Standard Terms & Conditions of Sale


In this document, the following words shall have the following meanings:

    1. “Buyer” means the organization or person who buys Goods.

    2. “Goods” means the articles to be supplied to the Buyer by the Seller;

    3. “Intellectual Property Rights” means all patents, registered and unregistered designs, copyrights, trademarks, know-how, and all other forms of intellectual property wherever in the world enforceable;

    4. “Seller” means Eurogroup Belcaire, SL. Manises, 10 – 46930, Quart de Poblet (Valencia) Spain

    1. These Terms and Conditions shall apply to sales of Goods by the Seller to the Buyer to the exclusion of all other terms and conditions referred to, offered or relied on by the Buyer whether in negotiation or at any stage in the dealings between the parties, including any standard or printed terms tendered by the Buyer, unless the Buyer specifically states in writing, separately from such terms, that it wishes such terms to apply and this has been acknowledged by the Seller in writing.

    2. Any variation to these Terms and Conditions (including any special terms and conditions agreed between the parties) shall be inapplicable unless agreed in writing by the Seller.

    3. With the first shipment, Buyer acknowledges these Standard Terms and Conditions of Sale also in their respective future effective versions as agreed and binding for all further contracts. Modifications or variations from these Standard Terms and Conditions must be approved in writing to be valid.

    4. On serving programs, Eurogroup Belcaire must be duly notified 90 calendar days before EOP(End of Program).
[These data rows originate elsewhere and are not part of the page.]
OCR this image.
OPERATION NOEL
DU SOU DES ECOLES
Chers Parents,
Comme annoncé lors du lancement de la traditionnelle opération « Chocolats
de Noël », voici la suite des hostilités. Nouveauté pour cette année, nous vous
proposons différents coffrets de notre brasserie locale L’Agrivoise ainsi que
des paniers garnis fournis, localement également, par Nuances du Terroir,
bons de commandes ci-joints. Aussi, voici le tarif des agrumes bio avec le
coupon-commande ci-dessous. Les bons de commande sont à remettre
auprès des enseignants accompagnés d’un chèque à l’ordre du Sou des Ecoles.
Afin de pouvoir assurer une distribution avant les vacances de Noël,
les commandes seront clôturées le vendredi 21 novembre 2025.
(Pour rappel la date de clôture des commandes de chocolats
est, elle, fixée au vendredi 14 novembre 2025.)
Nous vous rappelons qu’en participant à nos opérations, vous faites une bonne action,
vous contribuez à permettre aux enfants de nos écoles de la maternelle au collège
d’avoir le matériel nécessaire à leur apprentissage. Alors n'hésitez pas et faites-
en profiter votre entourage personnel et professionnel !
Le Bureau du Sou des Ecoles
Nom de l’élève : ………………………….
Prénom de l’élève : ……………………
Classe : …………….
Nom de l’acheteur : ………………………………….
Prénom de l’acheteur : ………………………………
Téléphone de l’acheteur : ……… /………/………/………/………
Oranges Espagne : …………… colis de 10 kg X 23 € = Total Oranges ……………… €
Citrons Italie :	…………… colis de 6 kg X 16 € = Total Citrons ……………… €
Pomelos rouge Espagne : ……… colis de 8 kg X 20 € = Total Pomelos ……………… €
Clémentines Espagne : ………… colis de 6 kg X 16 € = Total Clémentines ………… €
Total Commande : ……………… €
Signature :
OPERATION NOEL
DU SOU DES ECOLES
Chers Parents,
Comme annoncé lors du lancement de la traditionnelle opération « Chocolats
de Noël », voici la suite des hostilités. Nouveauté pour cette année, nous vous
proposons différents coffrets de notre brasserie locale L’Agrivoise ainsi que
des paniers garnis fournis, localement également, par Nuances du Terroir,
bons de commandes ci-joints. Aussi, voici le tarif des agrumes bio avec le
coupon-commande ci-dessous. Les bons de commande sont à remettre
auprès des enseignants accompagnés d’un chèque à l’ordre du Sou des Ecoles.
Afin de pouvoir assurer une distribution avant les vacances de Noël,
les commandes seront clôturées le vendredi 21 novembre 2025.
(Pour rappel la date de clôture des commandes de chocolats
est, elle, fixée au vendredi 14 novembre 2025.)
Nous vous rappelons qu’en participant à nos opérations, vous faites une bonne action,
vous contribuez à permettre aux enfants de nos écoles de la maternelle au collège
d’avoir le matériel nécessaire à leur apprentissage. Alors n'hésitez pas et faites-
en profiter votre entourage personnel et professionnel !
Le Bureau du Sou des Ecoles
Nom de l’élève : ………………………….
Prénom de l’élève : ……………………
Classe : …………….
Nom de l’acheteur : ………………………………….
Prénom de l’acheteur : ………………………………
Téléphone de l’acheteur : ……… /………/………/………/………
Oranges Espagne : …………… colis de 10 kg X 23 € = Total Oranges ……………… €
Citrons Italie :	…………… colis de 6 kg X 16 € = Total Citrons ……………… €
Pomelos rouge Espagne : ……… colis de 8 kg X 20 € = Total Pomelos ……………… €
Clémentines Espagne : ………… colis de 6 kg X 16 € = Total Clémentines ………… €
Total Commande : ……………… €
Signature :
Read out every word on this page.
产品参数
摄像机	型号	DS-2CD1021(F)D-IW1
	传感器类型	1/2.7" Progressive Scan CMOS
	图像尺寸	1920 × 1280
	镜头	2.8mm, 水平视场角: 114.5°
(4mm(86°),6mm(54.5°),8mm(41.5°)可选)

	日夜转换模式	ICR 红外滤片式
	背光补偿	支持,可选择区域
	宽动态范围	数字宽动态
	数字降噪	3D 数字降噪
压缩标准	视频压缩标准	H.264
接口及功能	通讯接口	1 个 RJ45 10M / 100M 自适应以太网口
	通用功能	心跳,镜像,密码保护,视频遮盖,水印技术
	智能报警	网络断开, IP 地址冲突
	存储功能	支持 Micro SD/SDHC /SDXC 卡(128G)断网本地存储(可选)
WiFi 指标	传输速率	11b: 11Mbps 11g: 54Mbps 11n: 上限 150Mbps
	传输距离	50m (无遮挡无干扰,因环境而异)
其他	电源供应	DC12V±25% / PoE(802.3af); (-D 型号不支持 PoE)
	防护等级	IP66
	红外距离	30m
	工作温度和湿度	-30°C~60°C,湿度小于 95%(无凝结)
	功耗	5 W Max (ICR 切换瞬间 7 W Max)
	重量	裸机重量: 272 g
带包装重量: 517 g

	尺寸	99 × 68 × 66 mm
Seller acknowledges that any material that has been used, forward processed, or exceeds 14 days from its reception will be deemed approved and accepted by Buyer.

Alterations, amendments or supplements of contract or side agreements are valid only, if they have been confirmed by Seller in writing.

Any contract shall be deemed to have been concluded when the Seller has issued a confirmation of the order in writing. Solely the content of the order confirmation is relevant. Any previous offers made by the Seller are not binding and are of no legal consequence.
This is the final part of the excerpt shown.